Filsafat perennial atau yang disebut dengan kebijaksanaan universal karena beberapa alasan yang kompleks, secara berangsur-angsur runtuh menjelang akhir abad ke 16 atau awal masuknya zaman renaisance. Itulah sebabnya Emanuel Wora menyebut filsafat perenial sebagai filsafat “yang terlupakan”. Salah satu alasan yang paling dominan dari runtuhnya filsafat perennial adalah perkembangan yang pesat dari filsafat materialis. Filsafat materialis yang menjadi dasar filosofis modernisme telah merubah secara radikal paradigma hidup dan pemikiran masyarakat. Berbeda dengan filsafat perenial yang memandang alams emesta sebagai satu kesluruhan yang tunggal, yang diresapi oleh suatu realitas transenden, dan yang menemukan penjelasannya dalam realitas transenden tersebut. Filsafat materialis memandang bahwa alam semesta didasarkan pada prinsip dan pola yang mekanistik. Oleh karena itu, filsafat materialis sama sekali tidak memberikan tempat bagi realitas transenden yang justru menurut pandangan filsafat perennial menjadi “inti” dari realitas. Namun, seiring dengan perkembangan zaman, di mana modernisme sampai pada klimaks dan manusia tiba pada “titik jenuh” dari kehidupan yang serba materi dan fana. Kerinduan manusia akan sisi primordialnya akan “memanggil” manusia untuk “menggapai” alam transenden yang abadi. Dan filsafat perennial adalah salah satu jawabannya. Oleh karena itu, ada yang meramalkan hari ini merupakan zaman kebangkitan kembali dari filsafat perennial yang telah “terkubur” selama berabad-abad.
Filsafat perennial, setidaknya dapat didekati dengan tiga sudut pandang, yaitu epistemologis, ontologis, dan psikologis. Secara epistemologis, filsafat perennial membahas makna, substansi, dan sumber kebenaran agama serta bagaimana kebenaran itu berproses “mengalir” dari Tuhan Yang Absolut dan kemudian tampil dalam kesadaran akal budi manusia serta mengambil bentuk dalam tradisi keagamaan yang menyejarah. Sedang dari pendekatan ontologis, filsafat perennial berusaha menjelaskan adanya sumber dari segala yang ada (wujud qua wujud), bahwa segala wujud ini hanyalah nisbi, realitas alam tak lebih dari sekedar jejak, kreasi, maupun cerminan dari Dia (theophany). Sedangkan melalui pendekatan psikologis, filsafat perennial berusaha mengungkapkan apa yang disebut sebagai “wahyu batiniah”, “kebenaran abadi”, atau “sophia perennis” yang terukir di dalam lembaran hati seseorang yang paling dalam yang senantiasa rindu pada Tuhan dan senantiasa mendorong seseorang untuk berpikir dan berprilaku benar. Dengan kata lain, secara psikologis filsafat perennial meyakini pandangan bahwa dalam setiap diri manusia terdapat “atman” yang merupakan pancaran dari “Brahman”.

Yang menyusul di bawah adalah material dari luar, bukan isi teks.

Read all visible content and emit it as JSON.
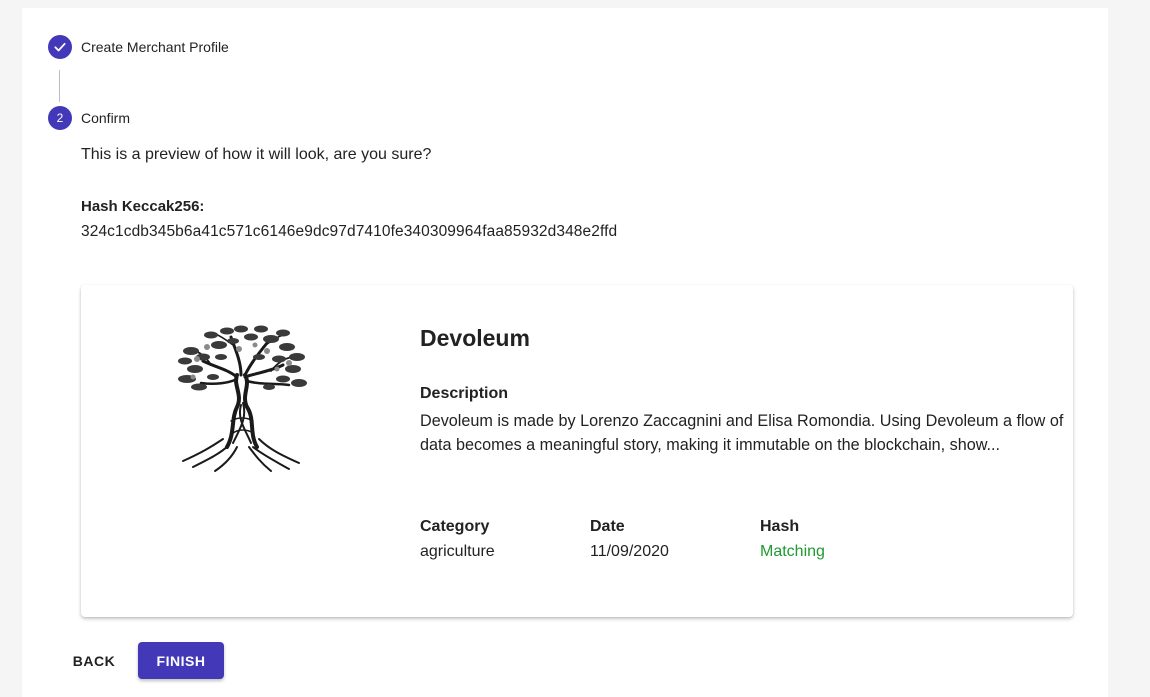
{
  "stepper": {
    "step1": {
      "label": "Create Merchant Profile",
      "icon": "check-icon",
      "state": "completed"
    },
    "step2": {
      "number": "2",
      "label": "Confirm",
      "state": "active"
    }
  },
  "content": {
    "preview_text": "This is a preview of how it will look, are you sure?",
    "hash_title": "Hash Keccak256:",
    "hash_value": "324c1cdb345b6a41c571c6146e9dc97d7410fe340309964faa85932d348e2ffd"
  },
  "card": {
    "image_icon": "olive-tree-illustration",
    "title": "Devoleum",
    "description_label": "Description",
    "description": "Devoleum is made by Lorenzo Zaccagnini and Elisa Romondia. Using Devoleum a flow of data becomes a meaningful story, making it immutable on the blockchain, show...",
    "category_label": "Category",
    "category_value": "agriculture",
    "date_label": "Date",
    "date_value": "11/09/2020",
    "hash_label": "Hash",
    "hash_value": "Matching"
  },
  "actions": {
    "back_label": "BACK",
    "finish_label": "FINISH"
  },
  "colors": {
    "primary": "#4338b8",
    "success": "#1e9a2e",
    "background": "#f5f5f5"
  }
}
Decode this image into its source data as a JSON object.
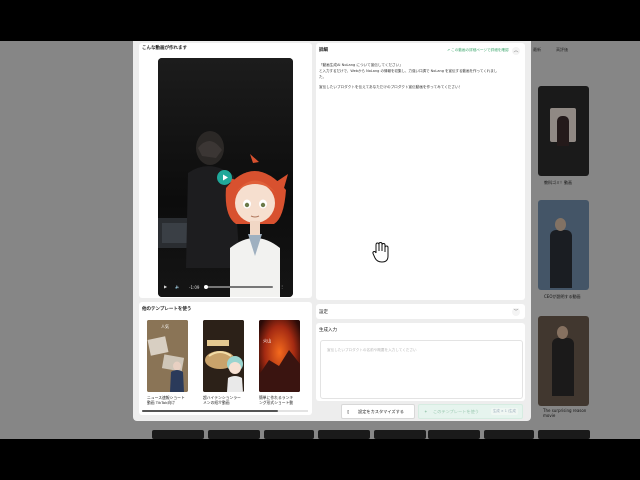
{
  "background_page": {
    "tabs": [
      "最新",
      "高評価"
    ],
    "right_cards": [
      {
        "caption": "教科ゴミ！動画"
      },
      {
        "caption": "CEOが説明する動画"
      },
      {
        "caption": "The surprising reason movie"
      }
    ]
  },
  "modal": {
    "preview_label": "こんな動画が作れます",
    "video": {
      "time": "-1:09",
      "play_icon": "play-icon",
      "volume_icon": "volume-icon"
    },
    "other_templates_label": "他のテンプレートを使う",
    "templates": [
      {
        "title_line1": "ニュース速報ショート",
        "title_line2": "動画 TikTok向け",
        "overlay": "人気"
      },
      {
        "title_line1": "超ハイテンションラー",
        "title_line2": "メンの紹介動画",
        "overlay": ""
      },
      {
        "title_line1": "簡単に作れるランキ",
        "title_line2": "ング形式ショート動",
        "overlay": ""
      }
    ],
    "details": {
      "label": "詳細",
      "link": "この動画の詳細ページで詳細を確認",
      "body_line1": "「動画生成AI NoLang について宣伝してください」",
      "body_line2": "と入力するだけで、Webから NoLang の情報を収集し、力強い口調で NoLang を宣伝する動画を作ってくれまし",
      "body_line3": "た。",
      "body_line4": "宣伝したいプロダクトを伝えてあなただけのプロダクト宣伝動画を作ってみてください！"
    },
    "settings_label": "設定",
    "generate_label": "生成入力",
    "input_placeholder": "宣伝したいプロダクトの名前や概要を入力してください",
    "customize_button": "設定をカスタマイズする",
    "use_template_button": "このテンプレートを使う",
    "use_template_badge": "生成 × 1 /生成"
  },
  "colors": {
    "accent": "#1fa89a",
    "link_green": "#3aa56b",
    "disabled_button": "#e6f4ee"
  }
}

C. Agama : Antara Dimensi Eksoterik dan Esoterik

Dalam pandangan filsafat perennial, agama terbagi menjadi dua, yaitu dimensi eksoteris dan dimensi esoteris. Dimensi eksoteris agama berkenaan dengan hal-hal yang bersifat lahiriyah, seperti ibadah-ibadah ritual atau syari'at maupun penafsiran literer dari teks suci. Sedangkan dimensi esoteris agama berkenaan dengan realitas batin dari agama yang "keberadaannnya" "berada" di balik dimensi eksoteris dari agama.
Di kalangan penganut agama, termasuk diantaranya Islam, dua dimensi agama tersebut sering dipertentangkan dan diletakkan secara dikotomistik. Hasilnya adalah munculnya kaum skriptualis atau zahiri sebagai kelompok yang lebih menekankan sisi eksosterisme dan cenderung menafikan sisi esoterisme. Sebaliknya, muncul pula kalangan asketik atau batini yang hanya mengejar dimensi esoteris dan melalaikan dimensi eksoteris dari agama. Kalangan zahiri menyebut kalangan batini dengan sebutan syirik dan ghulaw (berlebihan) sedangkan kalangan batini menganggap kalangan zahiri mengalami "kekeringan" spiritual.
Pada dasarnya kedua hal tersebut bukanlah dua hal yang mesti dipertentangkan atau diposisikan secara binerian, sehingga dengan mengakui yang satu meniscyakan penafian terhadap yang lainnya. Keduanya adalah dimensi yang tak terpisahkan dari agama. Eksoterisme adalah "kulit terluar" yang mesti "ditembus" oleh manusia untuk mencapai dimensi esoteris yang merupakan "inti' dari agama. Mencapai dimensi esoterisme hanya bisa dilakukan melalui jalan eksoteris, dan penempuhan jalan eksoterisme akan menjadi sia-sia jika tak mampu mengantarkan kita pada dimensi esoteris. Antara dimensi eksoterisme dan esoterisme dalam agama memiliki hubungan simbiotik yang saling "melekat". Menganggap keduanya saling berkaitan dan tak terpisahkan merupakan cara pandang yang memandang agama dalam perspektif yang universal dan holistik. Namun, perbedaan pada ranah eksoterik semuanya menuju pada tujuan yang sama, yaitu dimensi esoteris, di mana pada ranah tersebut tidak ada lagi partikularitas dan pluralitas dan yang ada hanya universalitas dan ketunggalan.
Mistisisme sebagai dimensi tersembunyi dari alam semesta dan diri manusia dan esoterisme sebagai inti terdalam dari agama merupakan dua hal yang sama. Mistisisme merupakan dimensi misteri yang mesti disingkap dan jalan yang mesti ditempuh untuk mencapai proses kesempurnaan diri. Banyak diantara para rohaniawan agama yang telah menghabiskan waktu hidupnya untuk berproses menyingkap misteri mistik dan menjalani kehidupan alam mistikal dengan berbasis kekuatan jiwa (akal dan intuisi) dengan berpedoman pada ajaran agama. Dengan menyingkap misteri mistik (esoteris) dari agama maka kita akan tiba pada satu kesimpulan akan kesatuan agama-agama (wahdah al-adyan) pada wilayah esoteris, kendati berbeda pada ranah eksoteris.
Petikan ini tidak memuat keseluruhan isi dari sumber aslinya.